Son principal ennemi reste la piqûre. Une visière mal positionnée ou un espace entre un gant et une manche peut suffire. Les longues perches métalliques imposent également une vigilance permanente à proximité des lignes électriques.

Avant chaque intervention, une reconnaissance complète des lieux est indispensable afin d'identifier les dangers potentiels.

Romain Pujol équipé avant de commencer l'opération


Le danger commence près du nid

Un frelon asiatique isolé ne cherche pas à attaquer l'homme. Le risque apparaît lorsqu'une personne pénètre dans la zone de défense de la colonie. Bruits, vibrations ou passages répétés à proximité du nid suffisent parfois à déclencher une attaque.

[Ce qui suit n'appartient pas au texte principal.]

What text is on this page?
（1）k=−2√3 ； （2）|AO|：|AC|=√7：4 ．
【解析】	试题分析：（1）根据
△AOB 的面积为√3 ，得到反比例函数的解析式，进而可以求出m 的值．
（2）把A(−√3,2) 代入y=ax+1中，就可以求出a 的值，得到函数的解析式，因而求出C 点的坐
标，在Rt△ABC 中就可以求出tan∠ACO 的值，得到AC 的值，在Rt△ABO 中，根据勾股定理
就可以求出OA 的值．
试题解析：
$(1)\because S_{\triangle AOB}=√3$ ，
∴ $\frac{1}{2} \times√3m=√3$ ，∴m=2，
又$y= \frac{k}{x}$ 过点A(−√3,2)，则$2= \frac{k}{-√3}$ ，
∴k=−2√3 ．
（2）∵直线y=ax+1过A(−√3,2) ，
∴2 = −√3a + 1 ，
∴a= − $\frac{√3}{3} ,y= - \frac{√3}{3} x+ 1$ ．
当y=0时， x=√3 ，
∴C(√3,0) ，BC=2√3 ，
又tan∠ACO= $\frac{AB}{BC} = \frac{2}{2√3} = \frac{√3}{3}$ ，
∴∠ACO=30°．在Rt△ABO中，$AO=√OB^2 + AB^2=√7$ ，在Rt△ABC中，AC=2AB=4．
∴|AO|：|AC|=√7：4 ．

Lorsque le nid est installé près d'une terrasse ou d'une cuisine d'été, comme lors de cette intervention, la destruction devient rapidement indispensable pour sécuriser les habitants.

Pour Romain Pujol, les pièges installés en plein été sont souvent inefficaces. Une fois la colonie bien installée, ils capturent surtout d'autres insectes utiles sans freiner le développement du frelon asiatique.

Le bon moment pour piéger les reines se situe au printemps. Ensuite, la meilleure solution reste l'intervention d'un professionnel. Plusieurs communes ariégeoises participent désormais financièrement à ces destructions afin d'encourager les habitants à agir rapidement.

Au terme de l'intervention, le calme revient autour de la maison. Le nid, lui, reste en place. Pendant les prochaines quarante-huit heures, les derniers frelons poursuivront leurs allers-retours sans savoir que la colonie est condamnée.